Ben Mackriell: Why shape (not formation) matters
Written by Ben Mackriell — October 13, 2020
WE'VE been having a fascinating discussion internally at Stats Perform over the last 12 months about the following question: are formation and shape essentially the same thing?
Through conversations with coaches as well as carrying out our own analysis, the conclusion we've come to is that they are actually very different. Formation is essentially a set of data labels we’ve applied as coaches or analysts to try and quantify the position of players within a structure.
Because this is difficult to do dynamically, we tend to just say ‘we’re in a 4-4-2… we’re in a 5-3-2’ and so on.
This means formations are quite restrictive. The game - and the way we should analyse it - is dynamic though, which is why shape is the guiding principle of every coach’s football philosophy.
Because shape is dynamic, it changes. It’s dependent on where the ball is, or how a team is playing out from the back, or the types of passing patterns they’re using to move through the midfield, all of which will change a team’s shape in or out of possession drastically.
We all know this ourselves, from watching games.
Positions are also dynamic.
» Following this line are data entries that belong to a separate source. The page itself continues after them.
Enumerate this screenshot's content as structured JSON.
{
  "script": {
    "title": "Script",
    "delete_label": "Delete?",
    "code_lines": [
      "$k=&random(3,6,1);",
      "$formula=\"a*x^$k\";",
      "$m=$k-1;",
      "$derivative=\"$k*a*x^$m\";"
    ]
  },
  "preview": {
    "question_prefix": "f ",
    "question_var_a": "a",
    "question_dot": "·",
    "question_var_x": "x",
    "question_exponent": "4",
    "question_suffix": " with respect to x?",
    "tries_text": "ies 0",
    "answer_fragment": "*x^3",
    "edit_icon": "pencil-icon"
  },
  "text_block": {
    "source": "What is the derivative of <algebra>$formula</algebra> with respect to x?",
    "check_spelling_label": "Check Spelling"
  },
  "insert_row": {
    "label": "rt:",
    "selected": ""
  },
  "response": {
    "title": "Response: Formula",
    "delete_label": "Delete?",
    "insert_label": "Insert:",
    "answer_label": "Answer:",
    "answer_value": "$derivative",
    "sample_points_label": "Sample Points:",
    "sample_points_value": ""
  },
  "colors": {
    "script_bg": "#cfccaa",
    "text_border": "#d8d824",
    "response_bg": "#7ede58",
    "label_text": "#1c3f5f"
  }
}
We might label players as ‘right back’, ‘central midfielder’, ‘defensive midfielder’, but there are actually lots of different types of these positions.
This makes using the restrictive data labels of positions a problem, especially in the age of Sheffield United’s overlapping centre backs. They would be pretty difficult to quantify if we were sticking with the traditional label principles of positions.
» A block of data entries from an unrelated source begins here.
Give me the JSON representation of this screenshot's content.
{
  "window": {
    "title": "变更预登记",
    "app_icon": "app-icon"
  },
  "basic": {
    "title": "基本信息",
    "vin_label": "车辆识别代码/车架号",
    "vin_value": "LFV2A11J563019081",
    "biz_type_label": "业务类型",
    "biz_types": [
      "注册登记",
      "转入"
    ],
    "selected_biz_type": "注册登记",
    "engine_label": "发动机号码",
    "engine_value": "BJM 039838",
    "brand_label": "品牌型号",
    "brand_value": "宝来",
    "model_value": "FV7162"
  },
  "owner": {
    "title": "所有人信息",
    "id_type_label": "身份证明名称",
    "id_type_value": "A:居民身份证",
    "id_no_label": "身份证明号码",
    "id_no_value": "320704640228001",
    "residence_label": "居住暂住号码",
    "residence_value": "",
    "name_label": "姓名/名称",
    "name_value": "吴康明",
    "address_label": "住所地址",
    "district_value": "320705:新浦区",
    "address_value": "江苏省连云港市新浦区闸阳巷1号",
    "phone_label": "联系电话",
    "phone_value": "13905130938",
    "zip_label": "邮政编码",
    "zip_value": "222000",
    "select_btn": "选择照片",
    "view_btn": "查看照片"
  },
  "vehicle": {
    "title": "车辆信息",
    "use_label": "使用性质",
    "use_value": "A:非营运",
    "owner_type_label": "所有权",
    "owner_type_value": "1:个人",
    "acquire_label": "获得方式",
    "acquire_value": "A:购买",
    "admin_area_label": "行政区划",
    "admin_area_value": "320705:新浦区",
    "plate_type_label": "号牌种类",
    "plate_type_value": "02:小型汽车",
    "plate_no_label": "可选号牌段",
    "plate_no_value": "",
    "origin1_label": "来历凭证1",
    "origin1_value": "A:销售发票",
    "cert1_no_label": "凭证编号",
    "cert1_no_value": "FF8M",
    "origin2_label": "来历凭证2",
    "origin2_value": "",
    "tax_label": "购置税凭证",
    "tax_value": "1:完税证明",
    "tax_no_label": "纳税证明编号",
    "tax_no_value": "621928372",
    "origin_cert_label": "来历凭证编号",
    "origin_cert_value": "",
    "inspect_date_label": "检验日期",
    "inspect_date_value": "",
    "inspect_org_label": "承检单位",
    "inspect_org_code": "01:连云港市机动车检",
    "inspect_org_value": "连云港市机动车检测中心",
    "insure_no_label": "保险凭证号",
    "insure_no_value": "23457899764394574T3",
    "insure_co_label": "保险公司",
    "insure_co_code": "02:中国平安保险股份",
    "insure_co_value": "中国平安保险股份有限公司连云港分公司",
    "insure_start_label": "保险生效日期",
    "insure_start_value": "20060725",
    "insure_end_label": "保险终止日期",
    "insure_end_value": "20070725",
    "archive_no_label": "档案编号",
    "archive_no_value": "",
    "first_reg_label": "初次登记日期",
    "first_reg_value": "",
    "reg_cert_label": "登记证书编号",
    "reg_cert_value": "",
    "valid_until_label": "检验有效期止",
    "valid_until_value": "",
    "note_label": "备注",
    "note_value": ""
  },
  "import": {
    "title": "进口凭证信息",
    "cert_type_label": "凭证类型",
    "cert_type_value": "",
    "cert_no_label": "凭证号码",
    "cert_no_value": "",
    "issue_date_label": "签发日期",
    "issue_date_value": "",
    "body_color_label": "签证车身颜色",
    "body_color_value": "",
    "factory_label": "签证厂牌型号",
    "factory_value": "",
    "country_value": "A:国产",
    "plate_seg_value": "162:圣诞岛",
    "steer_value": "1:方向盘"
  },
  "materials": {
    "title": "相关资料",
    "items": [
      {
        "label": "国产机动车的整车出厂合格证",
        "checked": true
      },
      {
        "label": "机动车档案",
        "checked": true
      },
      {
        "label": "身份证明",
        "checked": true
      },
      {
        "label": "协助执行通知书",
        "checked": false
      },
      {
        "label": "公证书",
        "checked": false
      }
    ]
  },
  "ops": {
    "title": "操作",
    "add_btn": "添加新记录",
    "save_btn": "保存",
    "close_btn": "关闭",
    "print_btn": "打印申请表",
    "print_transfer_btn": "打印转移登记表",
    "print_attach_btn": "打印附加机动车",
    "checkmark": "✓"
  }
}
Depending on your team's playing style, you will be asking very different things of your players depending on your principles of play.
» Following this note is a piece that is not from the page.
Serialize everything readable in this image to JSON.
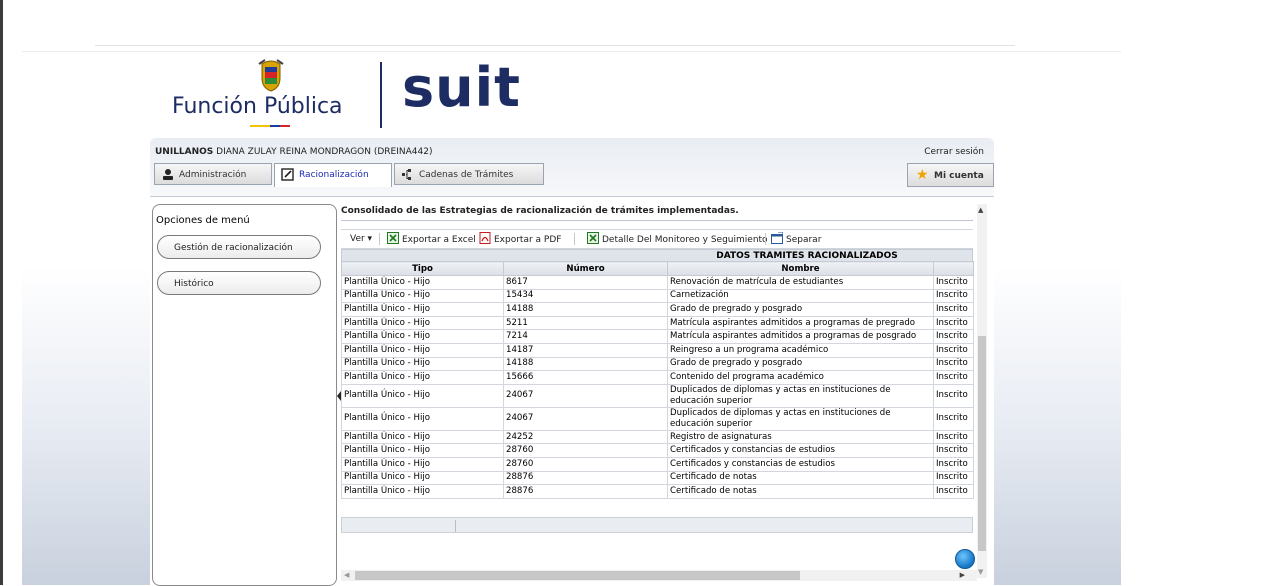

When Pep Guardiola’s full-backs started to underlap and move to inside positions, it confused a lot of the industry. This was not how full-backs should play.
So at Stats Perform, we wanted to remove the bias that comes with these labels and look at the characteristics of players and how they perform the roles they’ve been tasked with.
We look at where they perform their actions on the pitch and then how successfully they do it, against the role they’ve been asked to fulfil.
Then we ask the following questions, which are all key indicators in determining a player’s role and their inputs to our models:
- How do they perform in different areas of the game?
- Are they safe with their passing options, or do they take risks?
- What is the reward for those risks?
- Are they a safe player in possession, or do they create high-value possessions that are leading to goalscoring opportunities?
- How are they involved in their team’s style of play?
We can simplify these inputs, create a role for that player and then work out who has similar characteristics based on all these inputs.
If Jadon Sancho left Borussia Dortmund, for example, then we could look at his characteristics and work out who fits them the best.
Memphis Depay, Ferran Torres… what characteristics do they have that are similar?
Ratings systems have been around for a long time and I’ve generally been against them as a principle because they tend not to be very well weighted.
We need to be evaluating a player’s performance much better than that. We’ve developed a metric called Possession Value that takes into account every action and quantifies the impact they have on goalscoring opportunities.
We also want to simulate all of these scenarios and assist the coaches where they have to make difficult decisions.
If Dean Henderson faced exactly the same shots David De Gea did last season, how would he have performed in those situations? From the modelling we have done, Henderson would actually have conceded six more goals.
We are able to predict and simulate those situations and say 'what if this player had this role in this team?' This gives decision makers a lot more ammunition.
And we can start to look at the impact players could have on other players in a team, which his very exciting. Line-up optimisation assesses what impact a player's metrics and characteristics would have on team-mates if he was brought into a team.
Furthermore, it can assess the impact this player would have on overall team performance. With our modelling and AI solutions, we are trying to identify key situations and input different scenarios and simulate what would happen.
That’s exactly what coaches do in their own heads for every decision they make.
I’m not saying this is the answer to everything, nor that teams should be selected on these models. But if we can give coaches more confidence in the decisions they can make, because they can predict and simulate, I think it will have a huge impact.
- Ben Mackriell is VP of Pro Products for Stats Perform. Before joining the company in 2016, he worked for Burnley, Norwich, Reading and Fulham.